Llama 4 Maverick (MoE, 401B total / 17B active)
Llama 4 Maverick also uses a MoE architecture and supports up to 215k tokens via Sliding Window Attention (SWA). It maintains accuracy through 70k-token tests but shows degradation when queries reference text beyond the attention window — a fundamental limitation of the SWA design.
Gemma 3 27B (Dense Model)
A dense (non-MoE) model tested for comparison. Gemma 3 27B performs poorly on long contexts: it begins looping at 32k+ tokens and requires aggressive KV-cache quantization just to run. It is not suitable for 100k+ context tasks despite advertising SWA support.
Performance Summary
- Generation speed (hybrid CPU+GPU): ~7 tokens/sec
- Prefill speed on RTX 4090 with batch 4096: 200–300 tokens/sec
- Generation speed at 160k context (CPU-bound): ~0.5 tokens/sec
- Memory bottleneck: DDR5 at 4800 MT/s provides ~70 GB/s bandwidth; 100+ GB/s would noticeably improve throughput
Tools for Less Technical Users
- LM Studio — graphical interface, the easiest starting point
- Jan — OpenAI API-compatible desktop client
- text-generation-webui (oobabooga) — advanced parameter control, supports the
-otoverride-tensor feature
Conclusion
Even at the maximum 160k-token context, the aggressively quantized IQ1_S_R4 version of DeepSeek R1 responds coherently.

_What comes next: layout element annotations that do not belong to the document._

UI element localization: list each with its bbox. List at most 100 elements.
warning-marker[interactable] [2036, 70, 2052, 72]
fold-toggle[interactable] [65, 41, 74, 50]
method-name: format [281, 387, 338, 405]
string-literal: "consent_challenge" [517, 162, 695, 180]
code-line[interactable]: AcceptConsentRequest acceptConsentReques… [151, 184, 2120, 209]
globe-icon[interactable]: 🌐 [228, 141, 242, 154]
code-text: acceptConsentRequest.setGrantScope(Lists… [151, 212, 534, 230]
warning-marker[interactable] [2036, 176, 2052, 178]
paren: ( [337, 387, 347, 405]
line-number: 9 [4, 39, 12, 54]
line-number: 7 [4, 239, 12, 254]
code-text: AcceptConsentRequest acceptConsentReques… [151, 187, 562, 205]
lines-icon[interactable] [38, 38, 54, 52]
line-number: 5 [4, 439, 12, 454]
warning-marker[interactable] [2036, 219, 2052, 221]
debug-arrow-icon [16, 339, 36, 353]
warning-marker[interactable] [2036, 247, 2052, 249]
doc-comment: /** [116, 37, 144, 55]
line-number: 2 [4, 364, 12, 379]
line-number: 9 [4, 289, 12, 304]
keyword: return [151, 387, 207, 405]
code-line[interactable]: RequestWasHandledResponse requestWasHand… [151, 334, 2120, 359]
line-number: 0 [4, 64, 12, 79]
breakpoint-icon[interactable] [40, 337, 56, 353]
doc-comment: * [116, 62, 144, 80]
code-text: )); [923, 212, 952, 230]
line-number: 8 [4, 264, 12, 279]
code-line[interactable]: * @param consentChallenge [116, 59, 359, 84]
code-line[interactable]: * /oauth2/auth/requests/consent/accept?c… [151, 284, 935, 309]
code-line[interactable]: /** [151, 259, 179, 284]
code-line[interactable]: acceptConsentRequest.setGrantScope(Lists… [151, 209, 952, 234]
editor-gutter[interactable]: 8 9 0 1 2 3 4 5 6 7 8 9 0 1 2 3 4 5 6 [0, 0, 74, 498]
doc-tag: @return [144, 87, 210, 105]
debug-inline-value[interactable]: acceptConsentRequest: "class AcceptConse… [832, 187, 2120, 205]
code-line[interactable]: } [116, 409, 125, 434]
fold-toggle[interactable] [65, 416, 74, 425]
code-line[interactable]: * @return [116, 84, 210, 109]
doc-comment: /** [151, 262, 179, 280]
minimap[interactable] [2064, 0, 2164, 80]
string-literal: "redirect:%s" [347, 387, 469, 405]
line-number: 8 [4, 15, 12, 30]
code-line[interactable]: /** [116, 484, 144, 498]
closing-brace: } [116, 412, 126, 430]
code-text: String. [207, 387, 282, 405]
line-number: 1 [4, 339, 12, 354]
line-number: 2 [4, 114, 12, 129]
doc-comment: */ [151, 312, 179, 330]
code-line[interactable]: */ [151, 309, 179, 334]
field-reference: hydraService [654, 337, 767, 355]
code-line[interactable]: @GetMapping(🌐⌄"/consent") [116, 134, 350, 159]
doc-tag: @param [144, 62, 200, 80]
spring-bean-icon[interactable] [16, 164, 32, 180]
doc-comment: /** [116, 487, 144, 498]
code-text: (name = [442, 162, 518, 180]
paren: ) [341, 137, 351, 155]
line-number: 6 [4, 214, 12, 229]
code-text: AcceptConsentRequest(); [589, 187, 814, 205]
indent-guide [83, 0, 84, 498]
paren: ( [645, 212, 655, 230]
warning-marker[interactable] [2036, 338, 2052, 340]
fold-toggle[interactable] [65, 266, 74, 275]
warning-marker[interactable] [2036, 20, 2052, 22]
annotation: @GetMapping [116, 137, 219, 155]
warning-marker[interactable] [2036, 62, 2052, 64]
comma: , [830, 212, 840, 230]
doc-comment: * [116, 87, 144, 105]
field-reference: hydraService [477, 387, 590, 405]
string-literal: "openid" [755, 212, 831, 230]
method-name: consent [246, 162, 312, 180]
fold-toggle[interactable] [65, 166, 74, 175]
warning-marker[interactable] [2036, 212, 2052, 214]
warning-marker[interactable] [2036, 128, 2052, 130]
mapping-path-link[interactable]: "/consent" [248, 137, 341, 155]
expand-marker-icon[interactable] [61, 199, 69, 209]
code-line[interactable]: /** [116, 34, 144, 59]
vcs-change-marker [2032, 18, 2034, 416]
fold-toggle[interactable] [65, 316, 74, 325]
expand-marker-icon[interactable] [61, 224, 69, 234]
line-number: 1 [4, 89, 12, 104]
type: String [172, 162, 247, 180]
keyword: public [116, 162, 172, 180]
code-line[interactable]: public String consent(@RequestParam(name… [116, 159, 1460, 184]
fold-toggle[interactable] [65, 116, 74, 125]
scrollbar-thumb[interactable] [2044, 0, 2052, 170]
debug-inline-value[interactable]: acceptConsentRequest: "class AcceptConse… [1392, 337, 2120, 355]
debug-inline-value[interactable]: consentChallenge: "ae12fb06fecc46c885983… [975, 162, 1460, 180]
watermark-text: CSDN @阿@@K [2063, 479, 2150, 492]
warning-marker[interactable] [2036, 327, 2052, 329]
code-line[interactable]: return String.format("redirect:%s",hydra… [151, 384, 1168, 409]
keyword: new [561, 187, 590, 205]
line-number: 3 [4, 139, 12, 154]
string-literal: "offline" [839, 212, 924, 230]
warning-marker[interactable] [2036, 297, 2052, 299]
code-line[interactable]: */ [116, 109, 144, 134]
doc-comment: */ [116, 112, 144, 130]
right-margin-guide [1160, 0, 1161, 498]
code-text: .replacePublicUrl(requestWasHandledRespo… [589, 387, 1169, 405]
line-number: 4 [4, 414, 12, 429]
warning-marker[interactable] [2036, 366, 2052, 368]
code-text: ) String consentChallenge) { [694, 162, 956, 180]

The combination of MoE architecture, Multi-Head Latent Attention, and selective tensor offloading makes running a 671B-parameter model on consumer hardware not just possible, but practically useful. The experiment exceeded expectations: 192 GB of DDR5 RAM plus a single consumer GPU is enough to have a capable reasoning model available locally.